Whenever I've taken classes previously, my favorite phrase has always been, "I'll sleep when I'm dead."

Now that I'm no longer in school, I regret ever saying that.


However, since I suffer from incessant insomnia, I thought I'd share a passage from one of my favorite book, "Anyone for Insomnia?" by Richard Armour. (Book titles: quotes or underlined? Who decides the MLA standards anyway?)

I digress.


"But insomnia can't be all bad. At least the insomniac is in distinguished company. In The Book of Lists, compiled by the Wallace family, there is a list of twenty famous insomniacs. As I read the list and the comments about them, I felt better. Either in spite of insomnia or perhaps because of insomnia, many have achieved greatness. Let me mention a few of the renowned insomniacs.

There was Napoleon Bonaparte, who learned to get along on three or four hours of sleep each night. How he learned this, we are not told. Did he have a tutor? Did he go to a school for insomniacs? Did he have a driving urge that shot him out of his bed after those few hours? And did he sleep better when he went from bus busy life of conquest to his quiet life on Elba?
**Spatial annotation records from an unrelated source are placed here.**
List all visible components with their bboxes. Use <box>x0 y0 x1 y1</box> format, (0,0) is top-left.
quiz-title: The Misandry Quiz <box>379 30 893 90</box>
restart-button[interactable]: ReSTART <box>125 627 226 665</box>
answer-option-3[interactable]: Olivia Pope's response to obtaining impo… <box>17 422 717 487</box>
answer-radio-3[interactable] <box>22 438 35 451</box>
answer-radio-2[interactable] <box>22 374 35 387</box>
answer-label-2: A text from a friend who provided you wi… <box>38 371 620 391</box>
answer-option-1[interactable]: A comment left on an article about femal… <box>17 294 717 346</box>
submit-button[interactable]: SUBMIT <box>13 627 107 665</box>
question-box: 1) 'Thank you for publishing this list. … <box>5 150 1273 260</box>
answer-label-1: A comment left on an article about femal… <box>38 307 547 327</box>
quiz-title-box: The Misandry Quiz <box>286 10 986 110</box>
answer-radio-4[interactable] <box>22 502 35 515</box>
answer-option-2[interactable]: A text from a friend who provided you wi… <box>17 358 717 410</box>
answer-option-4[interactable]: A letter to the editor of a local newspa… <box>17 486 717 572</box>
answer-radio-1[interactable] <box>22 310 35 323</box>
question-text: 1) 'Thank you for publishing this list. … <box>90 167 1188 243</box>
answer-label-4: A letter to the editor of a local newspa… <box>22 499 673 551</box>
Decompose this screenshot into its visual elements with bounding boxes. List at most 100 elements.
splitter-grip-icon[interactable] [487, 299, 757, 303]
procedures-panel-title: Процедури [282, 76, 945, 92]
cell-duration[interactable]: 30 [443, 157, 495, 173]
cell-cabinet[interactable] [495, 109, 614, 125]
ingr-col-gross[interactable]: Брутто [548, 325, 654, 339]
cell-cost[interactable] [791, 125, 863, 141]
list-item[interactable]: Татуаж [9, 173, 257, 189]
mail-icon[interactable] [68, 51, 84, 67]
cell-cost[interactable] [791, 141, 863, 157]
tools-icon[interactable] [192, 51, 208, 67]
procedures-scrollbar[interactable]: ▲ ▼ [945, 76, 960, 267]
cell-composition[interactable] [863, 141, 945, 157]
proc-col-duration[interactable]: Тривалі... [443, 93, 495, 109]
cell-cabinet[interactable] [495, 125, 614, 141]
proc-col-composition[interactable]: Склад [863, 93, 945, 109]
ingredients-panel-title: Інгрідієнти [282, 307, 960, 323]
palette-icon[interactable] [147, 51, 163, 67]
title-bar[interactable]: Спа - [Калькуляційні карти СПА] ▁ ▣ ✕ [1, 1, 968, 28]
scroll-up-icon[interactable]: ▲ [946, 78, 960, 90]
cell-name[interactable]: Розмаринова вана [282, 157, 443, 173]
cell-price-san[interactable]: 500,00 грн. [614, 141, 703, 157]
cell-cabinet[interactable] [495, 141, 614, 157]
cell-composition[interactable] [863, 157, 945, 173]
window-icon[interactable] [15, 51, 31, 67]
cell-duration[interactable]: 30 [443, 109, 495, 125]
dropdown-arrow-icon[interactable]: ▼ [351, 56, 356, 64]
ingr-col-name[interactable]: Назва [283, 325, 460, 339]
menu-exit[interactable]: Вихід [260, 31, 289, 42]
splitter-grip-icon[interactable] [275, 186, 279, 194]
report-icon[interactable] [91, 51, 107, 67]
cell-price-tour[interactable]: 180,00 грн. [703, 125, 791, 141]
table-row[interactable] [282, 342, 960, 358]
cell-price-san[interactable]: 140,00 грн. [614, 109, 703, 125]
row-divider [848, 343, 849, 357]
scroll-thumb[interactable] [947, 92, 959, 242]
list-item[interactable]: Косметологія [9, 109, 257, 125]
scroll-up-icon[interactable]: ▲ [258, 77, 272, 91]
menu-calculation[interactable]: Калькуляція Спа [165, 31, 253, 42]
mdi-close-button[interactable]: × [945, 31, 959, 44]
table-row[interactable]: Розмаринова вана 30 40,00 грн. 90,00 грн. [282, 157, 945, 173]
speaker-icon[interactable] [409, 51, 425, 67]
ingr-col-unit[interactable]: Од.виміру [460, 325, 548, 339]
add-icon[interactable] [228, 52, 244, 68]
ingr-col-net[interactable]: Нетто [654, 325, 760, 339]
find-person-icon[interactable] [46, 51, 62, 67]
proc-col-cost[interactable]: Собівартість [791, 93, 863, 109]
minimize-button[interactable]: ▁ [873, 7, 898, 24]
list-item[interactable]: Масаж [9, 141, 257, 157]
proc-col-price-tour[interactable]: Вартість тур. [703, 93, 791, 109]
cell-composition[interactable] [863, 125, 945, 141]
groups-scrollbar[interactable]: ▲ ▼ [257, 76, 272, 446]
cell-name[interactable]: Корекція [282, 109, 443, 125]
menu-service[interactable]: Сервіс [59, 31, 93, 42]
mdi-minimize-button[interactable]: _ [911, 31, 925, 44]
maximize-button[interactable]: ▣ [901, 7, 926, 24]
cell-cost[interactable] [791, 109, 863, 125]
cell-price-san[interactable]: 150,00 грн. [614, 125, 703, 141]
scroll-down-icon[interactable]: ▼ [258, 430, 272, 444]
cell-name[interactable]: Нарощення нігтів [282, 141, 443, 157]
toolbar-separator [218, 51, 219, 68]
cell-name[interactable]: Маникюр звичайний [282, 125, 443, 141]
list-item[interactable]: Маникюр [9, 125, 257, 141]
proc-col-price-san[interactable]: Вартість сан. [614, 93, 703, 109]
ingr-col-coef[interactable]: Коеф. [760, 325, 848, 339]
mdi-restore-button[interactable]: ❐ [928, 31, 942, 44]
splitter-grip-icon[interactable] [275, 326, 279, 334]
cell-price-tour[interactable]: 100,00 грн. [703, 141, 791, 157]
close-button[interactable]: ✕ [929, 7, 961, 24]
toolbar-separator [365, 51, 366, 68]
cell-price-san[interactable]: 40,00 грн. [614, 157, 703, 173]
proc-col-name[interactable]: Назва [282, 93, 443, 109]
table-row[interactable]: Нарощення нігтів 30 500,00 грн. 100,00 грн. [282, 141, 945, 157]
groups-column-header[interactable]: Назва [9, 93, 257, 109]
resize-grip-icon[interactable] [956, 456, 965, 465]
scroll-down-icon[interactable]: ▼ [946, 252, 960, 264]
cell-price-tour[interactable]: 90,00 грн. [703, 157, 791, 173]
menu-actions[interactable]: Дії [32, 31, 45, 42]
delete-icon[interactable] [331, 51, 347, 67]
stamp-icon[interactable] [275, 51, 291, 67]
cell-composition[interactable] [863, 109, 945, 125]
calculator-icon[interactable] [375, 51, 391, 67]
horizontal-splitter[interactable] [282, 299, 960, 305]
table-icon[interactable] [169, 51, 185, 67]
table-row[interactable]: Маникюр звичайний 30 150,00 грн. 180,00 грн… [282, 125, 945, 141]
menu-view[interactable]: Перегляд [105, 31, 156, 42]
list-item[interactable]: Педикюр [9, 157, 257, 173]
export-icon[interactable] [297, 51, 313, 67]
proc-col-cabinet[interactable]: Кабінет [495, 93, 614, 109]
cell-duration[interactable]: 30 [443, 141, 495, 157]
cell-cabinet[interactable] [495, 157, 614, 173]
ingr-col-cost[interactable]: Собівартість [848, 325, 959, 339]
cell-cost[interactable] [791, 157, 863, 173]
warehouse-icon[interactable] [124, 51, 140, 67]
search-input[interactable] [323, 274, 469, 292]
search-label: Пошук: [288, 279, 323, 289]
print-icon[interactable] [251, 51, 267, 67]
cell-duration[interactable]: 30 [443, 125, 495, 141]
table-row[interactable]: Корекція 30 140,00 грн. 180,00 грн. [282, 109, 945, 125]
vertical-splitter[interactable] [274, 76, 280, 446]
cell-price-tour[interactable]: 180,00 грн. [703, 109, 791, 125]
Most people sleep more poorly during their tensed-up drive for success than after retirement. But maybe Napoleon slept less than ever during his second and final exile on the island of St. Helena. He may have been kept awake by remembering how he left Elba and was defeated by Wellington at Waterloo. 'Able was I ere I saw Elba,' he kept saying over and over, or forward and backward, especially when he noticed it was a palindrome and was exactly the same either way."

Love it.

So... I guess I'll sleep when I'm dead.

1 comment:

neyse said...

"Best way to sleep is not to think anything."